Figure 1.

Site-3 toxins induce a persistent Na⁺ current. Cells were modified to completion with saturating doses of ApB. (A) Cardiac I_Na in response to depolarization to −10 mV; traces show I_Na before (top) and after (bottom) toxin modification. Inset shows expanded time scale. Arrow denotes the time at which plateau currents were measured for use in conductance calculations (cell 97n10044, R_m = 0.6 GΩ). (B) Neuronal I_Na in response to depolarization to +20 mV, as above (cell 98209008, R_m = 0.8 GΩ). Currents were leak- and capacity-corrected as described in methods. (C) Peak (•) and steady state (▵) current–voltage relations for cardiac channels, normalized by the peak current at −10 mV (n = 4). (D) Peak (•) and steady state (▵) current–voltage relations for neuronal channels, normalized by the peak current at +20 mV (n = 7). (E) Conductance–voltage relations of cardiac I_Na.
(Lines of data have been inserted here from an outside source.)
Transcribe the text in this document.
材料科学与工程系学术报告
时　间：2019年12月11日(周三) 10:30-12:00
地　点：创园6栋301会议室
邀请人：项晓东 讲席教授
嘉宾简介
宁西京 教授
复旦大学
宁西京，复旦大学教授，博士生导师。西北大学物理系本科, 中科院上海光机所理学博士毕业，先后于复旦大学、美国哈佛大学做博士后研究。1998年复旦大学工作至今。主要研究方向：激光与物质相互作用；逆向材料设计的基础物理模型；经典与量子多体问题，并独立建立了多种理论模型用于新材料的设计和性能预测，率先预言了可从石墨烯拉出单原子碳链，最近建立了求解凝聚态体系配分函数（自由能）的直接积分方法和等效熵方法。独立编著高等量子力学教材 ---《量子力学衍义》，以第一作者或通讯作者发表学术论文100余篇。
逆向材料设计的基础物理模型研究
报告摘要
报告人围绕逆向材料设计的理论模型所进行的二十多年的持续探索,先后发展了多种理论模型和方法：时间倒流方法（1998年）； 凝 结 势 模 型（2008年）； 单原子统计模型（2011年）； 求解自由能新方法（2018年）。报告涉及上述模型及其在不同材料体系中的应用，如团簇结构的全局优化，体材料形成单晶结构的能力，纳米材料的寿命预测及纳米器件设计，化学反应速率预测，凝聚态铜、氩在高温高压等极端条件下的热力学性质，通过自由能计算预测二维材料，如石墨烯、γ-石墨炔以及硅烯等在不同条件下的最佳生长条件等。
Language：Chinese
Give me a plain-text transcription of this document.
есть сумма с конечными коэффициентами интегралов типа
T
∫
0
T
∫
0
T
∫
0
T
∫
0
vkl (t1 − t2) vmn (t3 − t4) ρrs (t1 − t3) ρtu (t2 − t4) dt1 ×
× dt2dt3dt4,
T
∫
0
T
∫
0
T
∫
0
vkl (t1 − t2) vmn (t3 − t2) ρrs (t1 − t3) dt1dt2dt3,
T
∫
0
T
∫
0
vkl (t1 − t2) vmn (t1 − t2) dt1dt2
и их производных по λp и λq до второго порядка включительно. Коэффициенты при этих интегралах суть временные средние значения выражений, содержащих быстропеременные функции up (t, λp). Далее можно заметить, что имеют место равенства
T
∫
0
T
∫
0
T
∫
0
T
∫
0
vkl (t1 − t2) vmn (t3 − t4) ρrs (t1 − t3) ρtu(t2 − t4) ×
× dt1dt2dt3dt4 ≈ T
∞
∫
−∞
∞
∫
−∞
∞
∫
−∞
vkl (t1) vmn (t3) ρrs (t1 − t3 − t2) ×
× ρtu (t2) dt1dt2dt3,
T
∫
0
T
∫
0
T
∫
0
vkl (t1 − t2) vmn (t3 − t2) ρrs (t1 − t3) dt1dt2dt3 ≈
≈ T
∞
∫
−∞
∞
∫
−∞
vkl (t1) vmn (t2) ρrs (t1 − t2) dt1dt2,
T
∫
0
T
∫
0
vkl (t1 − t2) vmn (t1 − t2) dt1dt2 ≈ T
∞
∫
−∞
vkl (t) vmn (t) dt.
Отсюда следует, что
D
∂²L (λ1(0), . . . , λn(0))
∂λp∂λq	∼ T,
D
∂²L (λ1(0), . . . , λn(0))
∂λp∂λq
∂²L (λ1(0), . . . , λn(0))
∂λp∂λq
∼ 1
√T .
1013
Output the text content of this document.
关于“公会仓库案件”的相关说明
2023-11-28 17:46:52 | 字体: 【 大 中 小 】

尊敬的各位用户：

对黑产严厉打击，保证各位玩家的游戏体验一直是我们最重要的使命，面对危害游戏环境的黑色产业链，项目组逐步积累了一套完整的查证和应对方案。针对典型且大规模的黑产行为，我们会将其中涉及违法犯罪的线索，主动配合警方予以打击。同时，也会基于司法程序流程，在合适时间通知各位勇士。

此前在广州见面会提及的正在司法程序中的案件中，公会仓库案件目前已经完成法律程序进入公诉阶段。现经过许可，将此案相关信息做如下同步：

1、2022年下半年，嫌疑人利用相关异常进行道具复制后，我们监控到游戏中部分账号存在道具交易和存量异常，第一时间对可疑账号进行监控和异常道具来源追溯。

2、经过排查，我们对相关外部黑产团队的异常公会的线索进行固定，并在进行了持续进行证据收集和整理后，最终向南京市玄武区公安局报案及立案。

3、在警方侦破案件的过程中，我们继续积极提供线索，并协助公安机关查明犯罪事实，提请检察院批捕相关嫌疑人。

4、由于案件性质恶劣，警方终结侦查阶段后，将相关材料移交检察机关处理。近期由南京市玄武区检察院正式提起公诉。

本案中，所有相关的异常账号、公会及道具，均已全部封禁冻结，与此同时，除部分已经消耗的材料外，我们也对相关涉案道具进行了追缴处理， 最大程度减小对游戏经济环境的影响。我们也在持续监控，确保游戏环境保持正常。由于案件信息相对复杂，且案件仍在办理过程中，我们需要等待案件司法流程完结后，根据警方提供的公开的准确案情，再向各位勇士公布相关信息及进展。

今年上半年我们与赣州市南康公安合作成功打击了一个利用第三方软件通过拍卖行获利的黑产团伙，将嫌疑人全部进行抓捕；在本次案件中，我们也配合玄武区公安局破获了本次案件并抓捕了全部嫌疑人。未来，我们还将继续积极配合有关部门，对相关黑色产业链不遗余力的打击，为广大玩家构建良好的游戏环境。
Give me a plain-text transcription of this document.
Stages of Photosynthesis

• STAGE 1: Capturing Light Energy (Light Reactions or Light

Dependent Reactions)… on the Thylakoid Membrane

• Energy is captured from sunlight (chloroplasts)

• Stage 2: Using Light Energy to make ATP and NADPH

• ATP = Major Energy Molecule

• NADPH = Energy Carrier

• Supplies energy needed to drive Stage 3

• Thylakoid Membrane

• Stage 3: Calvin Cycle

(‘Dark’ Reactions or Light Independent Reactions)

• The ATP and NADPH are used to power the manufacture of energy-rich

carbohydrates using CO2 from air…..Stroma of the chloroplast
Reversal potentials were constrained to those predicted by pipette and bath solutions. Fits to peak and steady state current– voltage relations with the product of the Boltzmann equation and Ohm's law yielded the following values. Peak half-point, −35 ± 3 mV; peak slope, −7.3 ± 1.1 mV; plateau half-point, −36 ± 2 mV; plateau slope, −7.4 ± 0.7 mV. For illustrative purposes, normalized current–voltage data were conductance-transformed by Ohm's law and normalized by the maximal conductance of peak current. Inset shows the plateau current independently normalized to 1.0. (F) Conductance–voltage relations of neuronal I_Na, as above. Peak half-point, −14 ± 2 mV; peak slope, −8.3 ± 0.2 mV; plateau half-point, −13 ± 2 mV; plateau slope, −6.4 ± 0.5 mV.